Where Classroom Design + Educational Innovation Align

Lower School Classroom Renovation

At Glen Urquhart School we believe that children thrive in a nurturing environment where their ideas, feelings, and thoughts are valued. We believe that children learn best when a curriculum extends the boundaries of their intellects and encourages them to achieve their personal best. And we believe that children find joy in learning when a curriculum is intellectually challenging, developmentally appropriate, integrated among subject areas, engaging of all their senses, and inclusive of resources beyond the school’s walls. These beliefs are the foundation for the GUS philosophy of education, and it is embodied in our campus design and aesthetic. Our campus and classrooms are deliberately designed to engage the whole child, inspire creative and critical thinking, and encourage an appreciation for the natural world.

During the summer of 2018, in collaboration with our faculty, and with the launch of our PreK program, we began phase one of updating the interiors of our lower school classrooms; the renovation included three rooms (PreK, first grade, and Spanish). This summer we continued our effort by renovating the kindergarten and third grade classrooms. Taking cues from current research on how classroom design affects learning, our design philosophy intentionally aligns with our educational philosophy to more fully realize our experiential, child-centered, interdisciplinary approach to learning. Classroom displays highlight student work and the learning process. Classroom layouts allow for flexibility and collaboration.
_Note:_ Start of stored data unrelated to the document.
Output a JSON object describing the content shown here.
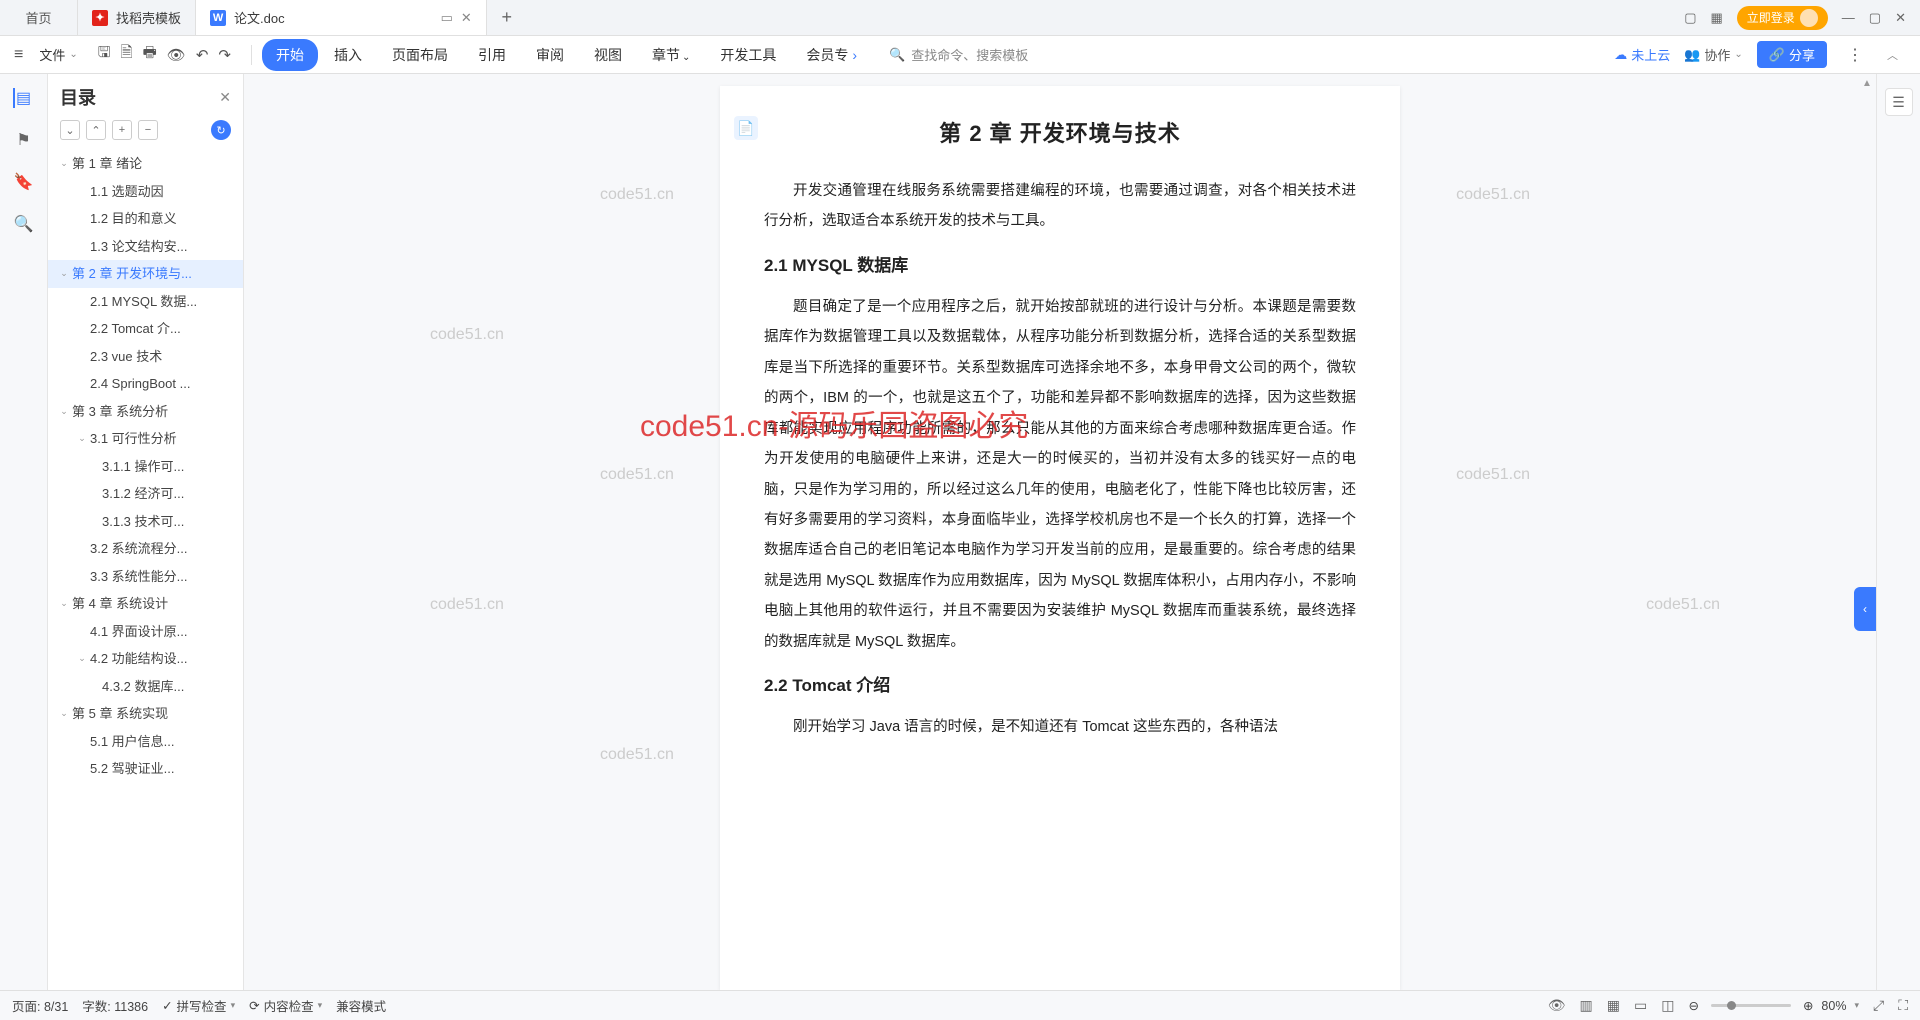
{
  "titlebar": {
    "tabs": [
      {
        "label": "首页",
        "icon": "",
        "active": false
      },
      {
        "label": "找稻壳模板",
        "icon": "W",
        "active": false
      },
      {
        "label": "论文.doc",
        "icon": "W",
        "active": true
      }
    ],
    "login": "立即登录"
  },
  "menubar": {
    "file": "文件",
    "tabs": [
      "开始",
      "插入",
      "页面布局",
      "引用",
      "审阅",
      "视图",
      "章节",
      "开发工具",
      "会员专"
    ],
    "search": "查找命令、搜索模板",
    "cloud": "未上云",
    "collab": "协作",
    "share": "分享"
  },
  "outline": {
    "title": "目录",
    "items": [
      {
        "label": "第 1 章  绪论",
        "level": 1,
        "toggle": true
      },
      {
        "label": "1.1 选题动因",
        "level": 2
      },
      {
        "label": "1.2 目的和意义",
        "level": 2
      },
      {
        "label": "1.3 论文结构安...",
        "level": 2
      },
      {
        "label": "第 2 章  开发环境与...",
        "level": 1,
        "toggle": true,
        "selected": true
      },
      {
        "label": "2.1 MYSQL 数据...",
        "level": 2
      },
      {
        "label": "2.2 Tomcat  介...",
        "level": 2
      },
      {
        "label": "2.3 vue 技术",
        "level": 2
      },
      {
        "label": "2.4 SpringBoot ...",
        "level": 2
      },
      {
        "label": "第 3 章  系统分析",
        "level": 1,
        "toggle": true
      },
      {
        "label": "3.1 可行性分析",
        "level": 2,
        "toggle": true
      },
      {
        "label": "3.1.1 操作可...",
        "level": 3
      },
      {
        "label": "3.1.2 经济可...",
        "level": 3
      },
      {
        "label": "3.1.3 技术可...",
        "level": 3
      },
      {
        "label": "3.2 系统流程分...",
        "level": 2
      },
      {
        "label": "3.3 系统性能分...",
        "level": 2
      },
      {
        "label": "第 4 章  系统设计",
        "level": 1,
        "toggle": true
      },
      {
        "label": "4.1 界面设计原...",
        "level": 2
      },
      {
        "label": "4.2 功能结构设...",
        "level": 2,
        "toggle": true
      },
      {
        "label": "4.3.2  数据库...",
        "level": 3
      },
      {
        "label": "第 5 章  系统实现",
        "level": 1,
        "toggle": true
      },
      {
        "label": "5.1 用户信息...",
        "level": 2
      },
      {
        "label": "5.2 驾驶证业...",
        "level": 2
      }
    ]
  },
  "doc": {
    "chapter_title": "第 2 章  开发环境与技术",
    "intro": "开发交通管理在线服务系统需要搭建编程的环境，也需要通过调查，对各个相关技术进行分析，选取适合本系统开发的技术与工具。",
    "h21": "2.1 MYSQL 数据库",
    "p21": "题目确定了是一个应用程序之后，就开始按部就班的进行设计与分析。本课题是需要数据库作为数据管理工具以及数据载体，从程序功能分析到数据分析，选择合适的关系型数据库是当下所选择的重要环节。关系型数据库可选择余地不多，本身甲骨文公司的两个，微软的两个，IBM 的一个，也就是这五个了，功能和差异都不影响数据库的选择，因为这些数据库都能实现应用程序功能所需的，那么只能从其他的方面来综合考虑哪种数据库更合适。作为开发使用的电脑硬件上来讲，还是大一的时候买的，当初并没有太多的钱买好一点的电脑，只是作为学习用的，所以经过这么几年的使用，电脑老化了，性能下降也比较厉害，还有好多需要用的学习资料，本身面临毕业，选择学校机房也不是一个长久的打算，选择一个数据库适合自己的老旧笔记本电脑作为学习开发当前的应用，是最重要的。综合考虑的结果就是选用 MySQL 数据库作为应用数据库，因为 MySQL 数据库体积小，占用内存小，不影响电脑上其他用的软件运行，并且不需要因为安装维护 MySQL 数据库而重装系统，最终选择的数据库就是 MySQL 数据库。",
    "h22": "2.2 Tomcat  介绍",
    "p22": "刚开始学习 Java 语言的时候，是不知道还有 Tomcat 这些东西的，各种语法"
  },
  "watermarks": {
    "w1": "code51.cn",
    "center": "code51.cn-源码乐园盗图必究"
  },
  "status": {
    "page": "页面: 8/31",
    "words": "字数: 11386",
    "spell": "拼写检查",
    "content": "内容检查",
    "compat": "兼容模式",
    "zoom": "80%"
  }
}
Each room is designed to put the student at the center of the learning process and to promote creativity and engagement through defined activity centers, increased visual and physical organization, open space, and natural light

Recent studies have shown evidence for the role that classrooms play in learning... young students spent more time off-task when classroom walls were highly decorated, while research on flexible classrooms shows that optimizing physical characteristics of classrooms such as light, color, and seating options can improve academic performance by as much as 16 percent.
— Youki Terada, EduTopia

Why white walls and rainbow rugs?

As part of the renovation process, we established a consistent color palette for each room that includes bright, neutral colored walls and light colored woods, paired with a single, bold, pop-of color. Our walls are painted architectural white, similar to what you’d find on museum walls, providing a quiet backdrop for color, texture, light, information, and student work to pop, while limiting visual noise. Natural woods inside the classrooms mimic the natural landscape outside the classroom. Our custom designed, color-blocked rugs are rooted in color theory and provide a visual anchor. Not only do they delight the senses while functioning as a multi-use gathering space, but more importantly, they layer in yet another learning opportunity by integrating a complex color system in the students’ everyday environment.

Some recent updates include:

  • Increasing the square footage of the Kindergarten room to include a designated student cubby area inside the classroom

  • Unobstructed windows to flood the interior with more natural light and increase opportunities for students to observe the outside environment from every corner of the classroom

  • Four collaborative and flexible activity centers connected by widened paths that encourage smooth transitions and positive social interactions

  • New storage that establishes an accessible and efficient system for the organization of materials

  • Lower sight lines for better observation and student and teacher engagement

  • New bathrooms

What is so remarkable to me is how the community rallied to get the job done when the primary project manager was waylaid with an injury. An army of community members put in untold hours and late nights to have the room ready by the opening of school. WOW and thank you! We love it!